Um Papa Jansenista


Na sua meditação sobre as tensões dialécticas entre Estado e Igreja (nos seus Elementos de Filosofia do Direito), Hegel conclui que o cisma na Igreja, longe de uma maldição, foi uma oportunidade – não apenas para o Estado, que logrou "desenvolver o seu verdadeiro carácter e tornar-se uma realidade auto-consciente, racional e ética", mas para a própria Igreja, que viu incrementada a sua liberdade e racionalidade, e mais ainda para o pensamento, o beneficiário último desse aumento histórico de racionalidade e de liberdade.
 
Em 1555, vergado à epilepsia, à gota e às sezões, o Imperador Carlos V abdicou do mais extenso império do mundo para terminar os seus dias na quieta clausura de Yuste.
 
Pensei nestas duas coisas mal soube da renúncia de Bento XVI. O velho intelectual bávaro quis sair da fremência do mundo no seu melhor registo – o racional. Num mundo que idolatra e que aplica todo o fervor às manifestações mais superficiais do carisma, à mundanidade do dramalhão e do fait-divers, ele lembrou-se da razão do seu serviço, da razão do seu dever, da sua razão – e não quis, contra essa razão, ser servido em holocausto à tirânica expectativa da populaça, que esperava assistir à sua agonia. Imagino o alívio que sentirá de poder regressar, no ocaso, à privacidade da sua fé, à sabedoria crepuscular da desaprendizagem e do despojamento, ao silêncio, à contemplação, à humildade.

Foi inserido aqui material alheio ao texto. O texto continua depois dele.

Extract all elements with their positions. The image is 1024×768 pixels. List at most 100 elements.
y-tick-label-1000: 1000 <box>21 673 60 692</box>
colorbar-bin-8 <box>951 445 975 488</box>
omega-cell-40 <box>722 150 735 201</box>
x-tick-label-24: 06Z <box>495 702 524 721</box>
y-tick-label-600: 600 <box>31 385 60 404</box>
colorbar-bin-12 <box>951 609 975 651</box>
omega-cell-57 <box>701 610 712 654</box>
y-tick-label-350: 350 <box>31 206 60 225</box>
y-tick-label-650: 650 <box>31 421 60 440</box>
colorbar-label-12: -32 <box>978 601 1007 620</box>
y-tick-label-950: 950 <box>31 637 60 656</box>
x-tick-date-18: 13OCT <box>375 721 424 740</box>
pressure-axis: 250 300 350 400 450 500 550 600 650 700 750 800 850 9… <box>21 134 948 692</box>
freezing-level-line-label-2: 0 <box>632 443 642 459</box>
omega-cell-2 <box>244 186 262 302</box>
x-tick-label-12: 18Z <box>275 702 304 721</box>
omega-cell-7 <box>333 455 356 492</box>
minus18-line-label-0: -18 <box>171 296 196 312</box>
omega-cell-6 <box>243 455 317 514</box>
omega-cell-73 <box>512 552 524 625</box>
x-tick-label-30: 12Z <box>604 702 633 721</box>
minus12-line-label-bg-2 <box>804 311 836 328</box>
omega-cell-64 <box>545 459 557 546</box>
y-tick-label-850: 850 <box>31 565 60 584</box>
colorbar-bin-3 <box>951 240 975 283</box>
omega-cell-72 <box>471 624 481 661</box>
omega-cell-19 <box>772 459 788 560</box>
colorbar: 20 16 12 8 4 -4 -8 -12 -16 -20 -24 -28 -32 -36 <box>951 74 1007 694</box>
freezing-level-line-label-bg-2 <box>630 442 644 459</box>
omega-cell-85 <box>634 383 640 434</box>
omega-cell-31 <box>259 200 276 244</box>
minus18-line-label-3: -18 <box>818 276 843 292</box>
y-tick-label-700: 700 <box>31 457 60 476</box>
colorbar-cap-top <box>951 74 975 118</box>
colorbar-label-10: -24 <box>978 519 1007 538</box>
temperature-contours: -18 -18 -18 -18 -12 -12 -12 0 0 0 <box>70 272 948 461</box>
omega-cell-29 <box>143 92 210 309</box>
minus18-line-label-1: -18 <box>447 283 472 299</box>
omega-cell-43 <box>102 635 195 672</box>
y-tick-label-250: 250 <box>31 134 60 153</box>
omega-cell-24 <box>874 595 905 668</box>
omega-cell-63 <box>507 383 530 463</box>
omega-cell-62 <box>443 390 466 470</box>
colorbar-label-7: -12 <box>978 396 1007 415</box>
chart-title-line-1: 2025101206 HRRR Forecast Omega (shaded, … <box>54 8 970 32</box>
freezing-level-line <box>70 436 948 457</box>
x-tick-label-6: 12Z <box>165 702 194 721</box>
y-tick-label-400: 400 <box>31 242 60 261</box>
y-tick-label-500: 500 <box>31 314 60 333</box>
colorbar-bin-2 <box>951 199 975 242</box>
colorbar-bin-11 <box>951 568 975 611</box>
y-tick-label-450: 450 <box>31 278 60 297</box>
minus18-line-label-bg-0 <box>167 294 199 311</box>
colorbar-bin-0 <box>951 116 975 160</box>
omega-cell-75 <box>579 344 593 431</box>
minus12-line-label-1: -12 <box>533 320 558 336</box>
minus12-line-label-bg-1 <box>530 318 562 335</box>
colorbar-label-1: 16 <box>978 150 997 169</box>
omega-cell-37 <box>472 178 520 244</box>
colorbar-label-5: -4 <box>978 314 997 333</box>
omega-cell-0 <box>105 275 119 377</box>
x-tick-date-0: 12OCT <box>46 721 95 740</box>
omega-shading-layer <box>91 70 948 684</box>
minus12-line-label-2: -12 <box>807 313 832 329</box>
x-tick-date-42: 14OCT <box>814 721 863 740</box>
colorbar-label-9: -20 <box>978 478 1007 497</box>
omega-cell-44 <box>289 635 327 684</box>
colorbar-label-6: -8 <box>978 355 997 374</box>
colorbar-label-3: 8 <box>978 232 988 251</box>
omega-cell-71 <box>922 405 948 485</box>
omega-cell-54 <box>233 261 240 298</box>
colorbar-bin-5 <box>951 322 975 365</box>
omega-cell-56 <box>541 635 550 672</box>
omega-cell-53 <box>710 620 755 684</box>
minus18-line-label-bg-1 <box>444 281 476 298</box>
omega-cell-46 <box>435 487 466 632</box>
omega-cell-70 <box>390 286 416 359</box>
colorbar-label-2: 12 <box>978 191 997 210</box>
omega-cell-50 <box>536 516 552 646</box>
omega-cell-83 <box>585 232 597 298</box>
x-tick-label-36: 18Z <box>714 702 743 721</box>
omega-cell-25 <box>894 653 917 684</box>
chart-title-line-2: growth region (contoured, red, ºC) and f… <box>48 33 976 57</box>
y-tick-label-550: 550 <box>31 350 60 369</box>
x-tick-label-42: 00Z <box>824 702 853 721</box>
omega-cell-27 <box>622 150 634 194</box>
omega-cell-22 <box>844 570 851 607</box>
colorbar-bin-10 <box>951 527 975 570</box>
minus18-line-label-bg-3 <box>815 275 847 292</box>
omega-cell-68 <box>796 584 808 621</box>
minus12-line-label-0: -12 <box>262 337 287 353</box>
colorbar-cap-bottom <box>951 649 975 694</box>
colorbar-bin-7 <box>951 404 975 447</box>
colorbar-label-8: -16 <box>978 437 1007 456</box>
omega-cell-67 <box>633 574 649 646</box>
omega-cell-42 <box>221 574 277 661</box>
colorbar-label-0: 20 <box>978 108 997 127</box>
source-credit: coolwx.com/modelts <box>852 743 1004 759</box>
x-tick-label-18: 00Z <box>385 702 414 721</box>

Cumprido o seu dever, será agora o mais livre dos homens, porque soube, no fim, reordenar racionalmente a uma exiguidade comportável, a uma austeridade claustral, o espaço da sua realização terrena.

1 comentário:

  1. Querido Amigo,
    chama, muito justamente, a atenção para um aspecto tão subvalorizado e que até pode fazer vacilar a minha análise da fuga de Bento XVI à Cruz respectiva: arcar com a desaprovação e o desdém emanados da retirada não consubstanciará uma provação maior ou igual à do sofrimento visível de um corpo que se arrasta? É prescindir da Glória notória da palma do martírio e, na confinada interiorização decorrente, um não menor exercício de modéstia devota que, plenamente, justifica o título genial com que nos brindou.